Insider Preview Build 20270に含まれる主な変更点
今回の目玉は何といってもCortanaのアップグレードです。詳細はWindows公式ブログ「Windows Blogs」で解説されている、Windows 10 Insider Preview Build 20270の変更内容として発表されました。
新しくなったCortanaのファイル検索機能は、以下のように動作します。
社内の認証情報(AADなど)でCortanaにサインインしたエンタープライズユーザーは、OneDrive for BusinessおよびSharePoint上に保存されたファイルに加え、自分のPCにローカル保存されたファイルも検索可能になります(設定は「設定 > 検索 > Windowsの検索」から変更できます)。一方、Microsoftアカウント(Outlook.comやHotmail.comなど)を使用している一般ユーザーは、Cortanaを使ってPC内に保存されたファイルを検索できます。なお、この機能は現時点で米国の英語ユーザー限定で提供されています。

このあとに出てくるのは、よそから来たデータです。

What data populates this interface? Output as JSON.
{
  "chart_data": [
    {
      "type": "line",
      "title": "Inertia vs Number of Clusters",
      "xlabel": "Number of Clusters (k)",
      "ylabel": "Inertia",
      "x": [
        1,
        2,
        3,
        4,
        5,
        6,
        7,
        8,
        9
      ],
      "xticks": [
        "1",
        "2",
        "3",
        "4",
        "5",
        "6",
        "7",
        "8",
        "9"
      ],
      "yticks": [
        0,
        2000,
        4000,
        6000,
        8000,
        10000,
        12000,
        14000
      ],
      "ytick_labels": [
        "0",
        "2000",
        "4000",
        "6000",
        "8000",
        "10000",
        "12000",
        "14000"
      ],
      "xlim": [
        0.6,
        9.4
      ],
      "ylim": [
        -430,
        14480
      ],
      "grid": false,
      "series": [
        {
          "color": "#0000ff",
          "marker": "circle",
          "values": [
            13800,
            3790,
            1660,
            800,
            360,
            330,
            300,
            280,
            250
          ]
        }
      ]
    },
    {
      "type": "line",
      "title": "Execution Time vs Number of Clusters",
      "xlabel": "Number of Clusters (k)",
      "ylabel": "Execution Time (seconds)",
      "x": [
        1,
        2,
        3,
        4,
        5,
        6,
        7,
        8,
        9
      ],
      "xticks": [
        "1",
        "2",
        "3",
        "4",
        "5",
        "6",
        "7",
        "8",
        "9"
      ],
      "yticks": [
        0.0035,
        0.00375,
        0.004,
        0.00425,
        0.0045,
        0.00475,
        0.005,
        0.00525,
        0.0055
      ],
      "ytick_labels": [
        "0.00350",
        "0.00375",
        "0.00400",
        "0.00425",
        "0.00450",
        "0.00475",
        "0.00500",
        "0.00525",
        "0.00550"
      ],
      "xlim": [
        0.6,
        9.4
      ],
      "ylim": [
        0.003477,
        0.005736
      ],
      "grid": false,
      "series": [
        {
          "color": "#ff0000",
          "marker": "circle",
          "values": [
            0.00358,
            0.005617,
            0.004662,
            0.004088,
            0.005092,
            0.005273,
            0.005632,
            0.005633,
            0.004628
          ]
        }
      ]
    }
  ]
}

Microsoftは、Cortanaでファイルを探す具体的な使用例もいくつか紹介しています。たとえば「Hey Cortana、Anthonyの予算Excelを開いて」と話しかけるだけで、Anthonyが作成した予算に関するExcelファイルを開くことができるのです。
ドライブ最適化ツールとタッチキーボードの改良
このアップデートでは、ドライブ最適化(デフラグ)ツールに「詳細表示(Advanced View)」が新設されました。これにより、通常は表示されないドライブも一覧で確認できるようになります。リカバリーパーティションを調整したい場合などに役立つ、地味ながら便利な追加機能です。
また、デュアルスクリーンデバイス向けの新しい入力方式も正式導入されました。縦向きモードで2画面デバイスを使用している際にタッチキーボードを呼び出すと、キーボードが両方の画面に分かれて表示され、より快適に入力できるようになります。
この機能は、明らかにMicrosoftの新型デバイス「Surface Duo」を意識したものです。現在、サードパーティ製キーボードアプリ「SwiftKey」では分割タイピングが可能ですが、Microsoftはこの便利な機能を標準キーボードにも搭載しようとしているようです。
さらに、ユーザーから歓迎される不具合修正も複数含まれています。たとえば、Insiderビルによってはダイアログボックスで「暗い背景に暗い文字」が表示され読みにくくなる問題がありましたが、この細かな不具合も今回の更新で解消されました。
Cortanaにとって小さくも有意義な一歩
近年、Cortanaは大規模なアップデートから遠ざかっていましたが、今回は小さくとも実用性の高い改善となっています。今後、Windows 10の公式パーソナルアシスタントとしてさらなる進化が続くことに期待が高まります。
Amazon AlexaやGoogle Assistantは広く知られていますが、Cortanaはライバルほど注目を集める機会が少ないのが実情です。しかし、Microsoft Edgeで見つけた画像について詳細情報を尋ねられるなど、Cortanaにはまだまだ魅力的な機能が数多く潜んでいます。